The interview with Robert Redfield, who served as director of the Centers for Disease Control and Prevention (CDC) under Donald Trump, was aired by CNN as part of a preview of an upcoming feature program called “COVID WAR: The Pandemic Doctors Speak Out.”
In a one-on-one segment with CNN’s Sanjay Gupta, Redfield offered the latest reiteration of the claim that the outbreak of COVID-19 in China in late 2019 started as a leak from a virology lab.
“Other people don’t believe that. That’s fine. Science will eventually figure it out,” he said of the theory, adding that he didn’t imply “intentionality” – i.e., that a Chinese lab released the pathogen on purpose.
He explained his position:
“It’s my opinion. But I am a virologist, I spent my time in virology. I do not believe this somehow came from a bat to a human… [and] became one of the most infectious viruses that we know in humanity for human-to-human transmission.”
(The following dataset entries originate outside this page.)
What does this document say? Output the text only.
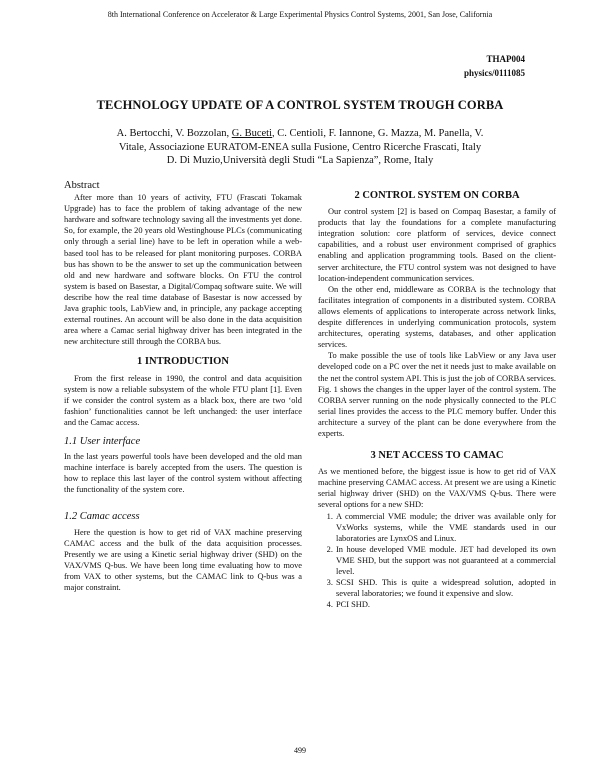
8th International Conference on Accelerator & Large Experimental Physics Control Systems, 2001, San Jose, California
THAP004
physics/0111085
TECHNOLOGY UPDATE OF A CONTROL SYSTEM TROUGH CORBA

A. Bertocchi, V. Bozzolan, G. Buceti, C. Centioli, F. Iannone, G. Mazza, M. Panella, V.

Vitale, Associazione EURATOM-ENEA sulla Fusione, Centro Ricerche Frascati, Italy

D. Di Muzio,Università degli Studi “La Sapienza”, Rome, Italy

Abstract

After more than 10 years of activity, FTU (Frascati Tokamak Upgrade) has to face the problem of taking advantage of the new hardware and software technology saving all the investments yet done. So, for example, the 20 years old Westinghouse PLCs (communicating only through a serial line) have to be left in operation while a web-based tool has to be released for plant monitoring purposes. CORBA bus has shown to be the answer to set up the communication between old and new hardware and software blocks. On FTU the control system is based on Basestar, a Digital/Compaq software suite. We will describe how the real time database of Basestar is now accessed by Java graphic tools, LabView and, in principle, any package accepting external routines. An account will be also done in the data acquisition area where a Camac serial highway driver has been integrated in the new architecture still through the CORBA bus.

1 INTRODUCTION

From the first release in 1990, the control and data acquisition system is now a reliable subsystem of the whole FTU plant [1]. Even if we consider the control system as a black box, there are two ‘old fashion’ functionalities cannot be left unchanged: the user interface and the Camac access.

1.1 User interface

In the last years powerful tools have been developed and the old man machine interface is barely accepted from the users. The question is how to replace this last layer of the control system without affecting the functionality of the system core.

1.2 Camac access

Here the question is how to get rid of VAX machine preserving CAMAC access and the bulk of the data acquisition processes. Presently we are using a Kinetic serial highway driver (SHD) on the VAX/VMS Q-bus. We have been long time evaluating how to move from VAX to other systems, but the CAMAC link to Q-bus was a major constraint.

2 CONTROL SYSTEM ON CORBA

Our control system [2] is based on Compaq Basestar, a family of products that lay the foundations for a complete manufacturing integration solution: core platform of services, device connect capabilities, and a robust user environment comprised of graphics enabling and application programming tools. Based on the client-server architecture, the FTU control system was not designed to have location-independent communication services.

On the other end, middleware as CORBA is the technology that facilitates integration of components in a distributed system. CORBA allows elements of applications to interoperate across network links, despite differences in underlying communication protocols, system architectures, operating systems, databases, and other application services.

To make possible the use of tools like LabView or any Java user developed code on a PC over the net it needs just to make available on the net the control system API. This is just the job of CORBA services. Fig. 1 shows the changes in the upper layer of the control system. The CORBA server running on the node physically connected to the PLC serial lines provides the access to the PLC memory buffer. Under this architecture a survey of the plant can be done everywhere from the experts.

3 NET ACCESS TO CAMAC

As we mentioned before, the biggest issue is how to get rid of VAX machine preserving CAMAC access. At present we are using a Kinetic serial highway driver (SHD) on the VAX/VMS Q-bus. There were several options for a new SHD:

1. A commercial VME module; the driver was available only for VxWorks systems, while the VME standards used in our laboratories are LynxOS and Linux.
2. In house developed VME module. JET had developed its own VME SHD, but the support was not guaranteed at a commercial level.
3. SCSI SHD. This is quite a widespread solution, adopted in several laboratories; we found it expensive and slow.
4. PCI SHD.
499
He suggested researchers in Wuhan, the Chinese city where the novel virus was first identified, could be working on making it “grow better and better and better” before it accidentally infected a worker, a scenario that Redfield called “not unusual for respiratory pathogens”.
The accidental lab leak theory was strongly advocated by members of the Trump administration, most notably Secretary of State Mike Pompeo. Trump’s White House accused China and the World Health Organization (WHO) of covering things up and leaving the world unprepared to deal with the pandemic.
Beijing dismissed the allegations and said Washington was simply trying to shift the blame for its disastrous COVID-19 response to China, which, on the contrary, “successfully kept the disease under control”.
A WHO fact-finding mission that went to Wuhan to gather new evidence about the origin of the SARS-CoV-2 coronavirus called the lab-leak scenario “extremely unlikely” and said the jump from bats to humans had probably happened through an intermediary animal. A full report on the team’s findings is expected soon.
CNN staff seemed to be accepting Redfield’s words without reservations.
A panel discussion after the fragments of the interview were aired concurred that a CDC head “sees things and knows things that the rest of us don’t see”.
“He is talking to people on the ground, not just his counterparts in the China CDC. But we have investigators on the ground in various countries around the world, including China,” Gupta posited, adding that he was referring to “intelligence gathering”.
The news network is known for its reverence of the US intelligence community, including former members, some of whom found employment at CNN. The channel usually takes intelligence assessments and opinions on face value, never asking for underlying evidence – which ostensibly can never be revealed to protect “sources and methods”.
Extending the same blanket of blind trust to a former health official, who allegedly“muzzled” his own agency to conform to the wishes of the administration he served, is not as common in the US mainstream media.